Sedang Ilmu Hushuli yang gamblang itu, walaupun bisa juga dikatakan pasti benar, namun demikian ia tetap di bawah Ilmu Hudhuri. Karena info tetap hanya info, bukan yang diinfokan. Akan tetapi, ia bisa dikatakan benar, karena memang infonya sesuai dengan kenyataanNya walau, sekali lagi, hanya berupa info.
(14). Salah satu beda Hudhuri yang didapat dengan mengaplikasikan ilmunya tentang Tuhan, dengan ilmu Hushuli yang filosofis dan argumentatif yang didapat dengan perenungan, adalah terbawanya ilmu Hudhuri itu ke mana saja walau ke kubur dan ke akhirat, akan tetapi ilmu Hushuli akan meninggalkan kita manakala kita sudah pikun dan apalagi mati.
Itulah mengapa tidak ada filosof yang hakiki yang pernah bangga dengan ilmunya. Karena ia tahu, ilmunya hanyalah pintu pertama mengenalNya untuk diaplikasikannya. Jadi, ilmu argumentatif non taqwais atau non aplikatif, maka ia walaupun cahaya, akan tetapi merupakan cahaya pertama yang akan meninggalkan kita.
Mana bisa orang dikatakan tahu Tuhan secara hakiki, walaupun sudah dengan menulis buku argumentasi tentang KeMaha Melihatan Tuhan dalam seratus jilid dan membuat pembacanya sampai pingsan-pingsan karena berfikir dan karena kehebatannya, tapi dalam pada itu, ia tetap melakukan riya’, maksiat, pamrih, dan seterusnya ???!!!!? Apakah bisa dikatakan bahwa ia tahu tentang keMaha Melihatan Tuhan itu dengan hakiki???? Itulah mengapa orang seperti ini, jangankan bisa melihat ilmunya di kuburan, menciumnya saja tidak akan bisa.

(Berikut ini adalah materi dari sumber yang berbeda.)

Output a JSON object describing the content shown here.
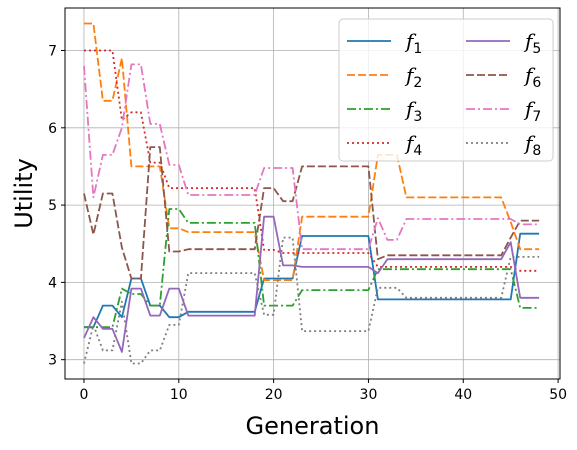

Begitu pula sang ’Arif (baca yang mengaplikasikan semua ilmunya tentang Tuhan, bukan wahdatulwujud), ia juga tidak akan pernah membanggakan walau dalam hati tentang ilmu Hudhurinya itu. Karena sekali bangga, maka ia akan keluar dari Hudhurinya dan akan masuk kembali ke Hushulinya.
Jadi, keduanya, Filosof dan ’Arif, sama-sama tidak akan pernah membanggakan dirinya walau pada dirinya sendiri, apalagi pada orang lain.
Tambahan sedikit:
Ilmu Khudhri atau Hushuli yang benar itu, adalah benar dan boleh disembah kalau diyakini sebagai jauh lebih kecil dari Allah dimana dikandungi dalam takbir kita, Allahu Akbar. Tapi akan menjadi salah, kalau didakwa sebagai Ia secara hakiki, seperti orang buta yang mengatakan bahwa gajah itu lembaran SAJA.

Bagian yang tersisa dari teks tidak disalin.